Editorial: UC system going the wrong way on free speech
It’s troubling when any institution tries to squelch debate or discourage controversial ideas, but it’s downright alarming when this occurs at a university — and even worse when it is the University of California, whose Berkeley campus was at the center of the Free Speech Movement in the 1960s. Yet that’s exactly what’s happening thanks to heavy-handed sensitivity training about so-called microaggressions. University instructors everywhere should feel free to say that America is a “land of opportunity” or that affirmative action is “racist” or that a student of any race or gender is “good in math” without having to worry that they might inadvertently be offending someone. UC officials should understand that and stop trying to defend their over-the-top, politically correct list of unacceptable topics and questions.
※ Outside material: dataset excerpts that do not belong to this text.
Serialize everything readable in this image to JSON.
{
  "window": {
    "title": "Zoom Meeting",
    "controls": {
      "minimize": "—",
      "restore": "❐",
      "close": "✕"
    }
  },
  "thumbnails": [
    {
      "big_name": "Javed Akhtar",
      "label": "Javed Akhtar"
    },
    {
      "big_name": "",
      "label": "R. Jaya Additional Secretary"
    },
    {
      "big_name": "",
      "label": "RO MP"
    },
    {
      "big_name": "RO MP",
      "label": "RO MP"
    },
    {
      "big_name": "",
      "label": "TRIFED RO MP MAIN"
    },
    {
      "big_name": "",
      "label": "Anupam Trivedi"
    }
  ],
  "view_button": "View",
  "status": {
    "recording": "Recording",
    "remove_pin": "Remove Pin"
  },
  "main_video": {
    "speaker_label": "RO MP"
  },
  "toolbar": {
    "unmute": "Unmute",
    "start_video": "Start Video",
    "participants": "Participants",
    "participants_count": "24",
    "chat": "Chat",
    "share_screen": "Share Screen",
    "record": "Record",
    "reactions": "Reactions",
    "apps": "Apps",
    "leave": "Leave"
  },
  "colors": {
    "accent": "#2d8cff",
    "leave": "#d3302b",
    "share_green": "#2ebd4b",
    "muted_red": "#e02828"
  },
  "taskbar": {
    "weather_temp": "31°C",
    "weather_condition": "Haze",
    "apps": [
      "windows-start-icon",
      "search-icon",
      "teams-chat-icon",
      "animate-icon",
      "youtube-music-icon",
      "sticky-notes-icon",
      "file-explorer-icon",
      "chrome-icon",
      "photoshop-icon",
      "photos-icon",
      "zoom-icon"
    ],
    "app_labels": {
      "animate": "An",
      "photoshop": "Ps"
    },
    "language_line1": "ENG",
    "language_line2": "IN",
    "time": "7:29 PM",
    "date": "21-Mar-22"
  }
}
The phrases quoted above were included in material posted on the website of the office of UC President Janet Napolitano as supplemental material to workshops that deans and department heads had been invited to attend. The goal was legitimate enough — to increase awareness of racist or sexist comments that might be made unintentionally. And certainly, some of the examples are indeed the kinds of seemingly innocuous personal comments that deans and department heads and other faculty members should know are hurtful — such as saying to a black woman, “I would have never guessed that you were a scientist,” or asking a Latino student to say something in his or her “native language,” as though that language couldn’t possibly be English.
But some of the supposed microaggressions are not necessarily aggressive at all. If a professor asks a Latino, Asian American or Native American student to “speak up more” in class, is the professor really saying that they must “assimilate to the dominant culture”? If a university official says, “I believe the most qualified candidate should get the job,” does that really mean “people of color are given unfair benefits?”
Worse yet, the material posted on the UC website discourages faculty members from expressing legitimate political opinions. Surely a professor ought to be able to say that America is a melting pot, or that affirmative action is a bad policy because it is inherently racist. Since when are universities afraid of clashing or provocative beliefs?
UC’s response has been that the list doesn’t reflect university policy and that no one is actually being forbidden to use such language. That’s true, but the university is clearly discouraging certain kinds of statements, and faculty will take notice — especially those members without tenure.
These are disheartening days in academia. Some students are demanding “trigger warnings” about material that may be emotionally distressing. Others insist that some political points of view are just too offensive to be discussed. We’re all for sensitivity and we are against racism and sexism. But colleges have always been bastions of free expression because the learning process requires students to debate controversial and occasionally disturbing ideas. UC has done a disservice to that noble academic goal.